In the golden age of print journalism, during the 1950s and 1960s, magazines were the aristocrats: glossy, sophisticated, used to money and generous to their own. Whereas newspapers were rough and urgent, works-in-progress, the great magazines (Paris Match, Life, Look, The Saturday Evening Post, Colliers and Picture Post) were finished like fine furniture–highly polished writing, designing by typographical architects and great platforms for displaying creative talent.
Paris Match, Life and Look went for the photographs, and heralded in a new generation of gifted photographers using the new technology of 35-millimeter Leicas. These picture magazines were the barons; their importance and prestige were unassailable.
Towering over them was Henry Luce’s Life. It was a magazine that thought it was a movie studio. Its principle was simple: seek perfection. For perfect pictures, it used the photographers of Magnum, a Paris-based cooperative founded by photographers Henri Cartier-Bresson and Robert Capa, among others, to protect photographers from exploitation.
Other magazines carried the foreign-policy debate as much as the newspapers. In The Saturday Evening Post, Stewart Alsop was able to argue the Vietnam War issue in lengthy articles, more thoughtful and nuanced than his brother Joe’s crude advocacy in a syndicated column. Over at Life’s sibling, Time, Luce fought communism, even where there wasn’t any. His magazine had such brio that its excesses were shaken off.
Besides, there was always Newsweek.
Ah, Newsweek: always trailing Time, but getting better all the time. So much so that until weeks ago, it could claim to have become the best of the news magazines.
Time, Newsweek and the also-ran U.S. News & World Report survived the plague of television that ended the reign of the news magazines. Of the great picture magazines, only Paris Match is alive.
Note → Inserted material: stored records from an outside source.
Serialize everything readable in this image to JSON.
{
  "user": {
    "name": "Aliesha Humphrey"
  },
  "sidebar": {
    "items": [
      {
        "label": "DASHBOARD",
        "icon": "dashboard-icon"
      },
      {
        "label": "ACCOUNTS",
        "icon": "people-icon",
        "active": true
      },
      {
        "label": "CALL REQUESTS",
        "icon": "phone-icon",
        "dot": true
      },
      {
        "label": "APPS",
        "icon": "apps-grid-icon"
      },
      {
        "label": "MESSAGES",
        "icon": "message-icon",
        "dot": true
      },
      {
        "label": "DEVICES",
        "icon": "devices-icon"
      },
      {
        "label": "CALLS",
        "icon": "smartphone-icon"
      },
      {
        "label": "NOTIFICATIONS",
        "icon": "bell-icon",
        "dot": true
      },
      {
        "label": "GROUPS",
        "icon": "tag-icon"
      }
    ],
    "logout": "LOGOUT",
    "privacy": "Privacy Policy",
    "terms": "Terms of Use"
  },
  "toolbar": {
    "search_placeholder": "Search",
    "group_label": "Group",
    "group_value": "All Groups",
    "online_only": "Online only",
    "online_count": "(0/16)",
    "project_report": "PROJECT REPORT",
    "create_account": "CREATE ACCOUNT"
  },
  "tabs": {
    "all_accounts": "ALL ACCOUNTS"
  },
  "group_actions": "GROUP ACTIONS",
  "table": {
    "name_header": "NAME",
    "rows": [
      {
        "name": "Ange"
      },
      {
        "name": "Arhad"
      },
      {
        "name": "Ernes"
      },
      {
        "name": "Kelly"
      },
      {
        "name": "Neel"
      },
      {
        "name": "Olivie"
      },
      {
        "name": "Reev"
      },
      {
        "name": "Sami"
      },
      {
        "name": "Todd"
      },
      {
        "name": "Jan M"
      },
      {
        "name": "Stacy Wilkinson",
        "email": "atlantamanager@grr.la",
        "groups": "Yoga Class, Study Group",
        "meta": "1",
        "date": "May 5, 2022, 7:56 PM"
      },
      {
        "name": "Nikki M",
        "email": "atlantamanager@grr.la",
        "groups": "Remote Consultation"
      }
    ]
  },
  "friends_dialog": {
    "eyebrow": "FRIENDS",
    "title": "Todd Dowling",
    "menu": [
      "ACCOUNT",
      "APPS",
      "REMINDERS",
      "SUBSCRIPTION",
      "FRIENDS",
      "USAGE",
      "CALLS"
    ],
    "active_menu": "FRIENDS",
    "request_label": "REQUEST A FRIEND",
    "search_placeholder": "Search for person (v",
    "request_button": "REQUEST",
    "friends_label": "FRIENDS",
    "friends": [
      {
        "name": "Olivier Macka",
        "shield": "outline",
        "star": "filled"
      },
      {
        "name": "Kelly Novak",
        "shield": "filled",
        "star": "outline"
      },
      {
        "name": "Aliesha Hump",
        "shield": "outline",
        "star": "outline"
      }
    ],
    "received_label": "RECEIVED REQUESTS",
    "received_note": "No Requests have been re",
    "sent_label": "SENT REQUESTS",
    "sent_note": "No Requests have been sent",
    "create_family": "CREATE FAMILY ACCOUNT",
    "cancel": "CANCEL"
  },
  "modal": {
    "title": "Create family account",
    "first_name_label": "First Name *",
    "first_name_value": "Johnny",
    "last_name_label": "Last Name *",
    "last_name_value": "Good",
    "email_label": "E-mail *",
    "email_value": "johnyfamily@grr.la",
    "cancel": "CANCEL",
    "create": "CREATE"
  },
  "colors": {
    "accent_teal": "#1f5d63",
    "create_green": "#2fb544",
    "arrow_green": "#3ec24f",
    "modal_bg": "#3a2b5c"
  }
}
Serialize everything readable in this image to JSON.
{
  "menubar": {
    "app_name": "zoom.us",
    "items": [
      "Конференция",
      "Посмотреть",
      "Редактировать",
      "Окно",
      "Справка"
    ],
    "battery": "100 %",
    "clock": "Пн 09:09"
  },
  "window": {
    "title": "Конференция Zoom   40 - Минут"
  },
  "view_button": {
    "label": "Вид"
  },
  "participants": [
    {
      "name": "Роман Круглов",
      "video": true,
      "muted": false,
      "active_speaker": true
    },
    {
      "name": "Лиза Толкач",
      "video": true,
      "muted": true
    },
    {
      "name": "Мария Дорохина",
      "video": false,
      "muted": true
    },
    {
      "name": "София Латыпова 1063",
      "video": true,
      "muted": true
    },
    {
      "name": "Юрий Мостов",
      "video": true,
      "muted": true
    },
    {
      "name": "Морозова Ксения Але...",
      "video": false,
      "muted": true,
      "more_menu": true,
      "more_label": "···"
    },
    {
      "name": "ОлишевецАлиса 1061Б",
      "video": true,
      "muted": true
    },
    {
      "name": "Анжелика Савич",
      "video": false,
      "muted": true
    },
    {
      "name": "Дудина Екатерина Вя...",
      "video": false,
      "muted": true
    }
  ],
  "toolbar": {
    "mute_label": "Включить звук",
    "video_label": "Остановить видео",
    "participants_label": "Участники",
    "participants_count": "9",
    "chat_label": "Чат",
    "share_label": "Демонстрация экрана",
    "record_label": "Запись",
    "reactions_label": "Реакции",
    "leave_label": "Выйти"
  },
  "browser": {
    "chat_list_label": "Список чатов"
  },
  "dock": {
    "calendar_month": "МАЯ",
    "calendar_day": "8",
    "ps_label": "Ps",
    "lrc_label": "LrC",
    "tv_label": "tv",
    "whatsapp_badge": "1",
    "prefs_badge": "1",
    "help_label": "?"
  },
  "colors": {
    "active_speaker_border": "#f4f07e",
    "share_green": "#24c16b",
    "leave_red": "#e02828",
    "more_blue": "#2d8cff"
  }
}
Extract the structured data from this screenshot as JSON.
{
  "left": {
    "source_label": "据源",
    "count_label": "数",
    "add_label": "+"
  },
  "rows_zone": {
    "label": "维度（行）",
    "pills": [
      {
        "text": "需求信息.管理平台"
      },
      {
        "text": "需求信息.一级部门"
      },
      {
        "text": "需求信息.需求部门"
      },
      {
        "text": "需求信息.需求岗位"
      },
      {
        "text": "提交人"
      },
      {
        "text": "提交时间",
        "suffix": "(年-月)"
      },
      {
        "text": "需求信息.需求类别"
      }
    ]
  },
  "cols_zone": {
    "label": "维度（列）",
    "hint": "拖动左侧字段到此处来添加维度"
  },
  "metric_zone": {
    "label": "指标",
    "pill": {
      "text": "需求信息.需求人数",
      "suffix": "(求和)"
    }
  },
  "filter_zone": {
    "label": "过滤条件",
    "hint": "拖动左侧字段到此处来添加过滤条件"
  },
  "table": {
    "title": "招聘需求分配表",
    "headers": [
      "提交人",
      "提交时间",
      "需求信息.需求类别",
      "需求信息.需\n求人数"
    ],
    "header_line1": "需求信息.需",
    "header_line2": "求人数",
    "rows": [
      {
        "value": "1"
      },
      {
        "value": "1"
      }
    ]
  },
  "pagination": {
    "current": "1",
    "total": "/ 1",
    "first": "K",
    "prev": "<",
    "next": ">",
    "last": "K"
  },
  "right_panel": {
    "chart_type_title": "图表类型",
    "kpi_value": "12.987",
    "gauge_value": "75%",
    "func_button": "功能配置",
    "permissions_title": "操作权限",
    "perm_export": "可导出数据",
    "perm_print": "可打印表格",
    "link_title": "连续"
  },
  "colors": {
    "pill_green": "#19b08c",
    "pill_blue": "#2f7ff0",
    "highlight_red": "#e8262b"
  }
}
Now Newsweek, owned by The Washington Post Company, has decided not to perish at the hands of the Internet, but to take a knife to its own wrists. Under its oh-so-public editor Jon Meacham, the magazine is seeking profitability according to an old and not very effective formula: slash the circulation to save print and distribution costs, and hope for a more exclusive readership sought by select advertisers. The Atlantic Monthly is trying the same solution, and so have many others but without success. In publishing, as in other businesses, shrinking is hard to do.
One thing Newsweek can be sure of is that previously loyal readers will abandon it without regrets. It has been transformed into something that is neither a news magazine nor any other kind of magazine. In appearance, it looks like a catalog for an art gallery. Worse, there are big advertising supplements that blend in so that readers don’t know whether they’re reading advertising or editorial content.
The magazine’s great writers, like Evan Thomas and Eleanor Clift, are clearly being held out of the battle. What remains of the reliable old features of Newsweek, “Conventional Wisdom” and “Verbatim,” are hard to find. It’s all very strange and disturbing.
News is no longer to be found in Newsweek. The new Newsweek is baroque in appearance and eccentric in subject. After the death of Sen. Edward Kennedy, a photograph of a very young Kennedy stares from the cover and seven writers–from Bob Dole to Ben Bradlee and, of course, Jon Meacham–weigh in on “Understanding Teddy.” Didn’t he die? He’s not running for office again. A week later the magazine poses this question on its cover, featuring the face of a 6-month-old baby: Is Your Baby Racist?
The golden age has been over for magazines since the 1970s, but the news magazines held on for a quarter century longer. Now they are dying. Television drained the advertising from the picture magazines, now the Internet and the economy are closing in on the news magazines. Time has been the healthiest, U.S. News & World Report has surrendered to the Internet, and Newsweek has resorted to the publishing equivalent of plastic surgery. Shame.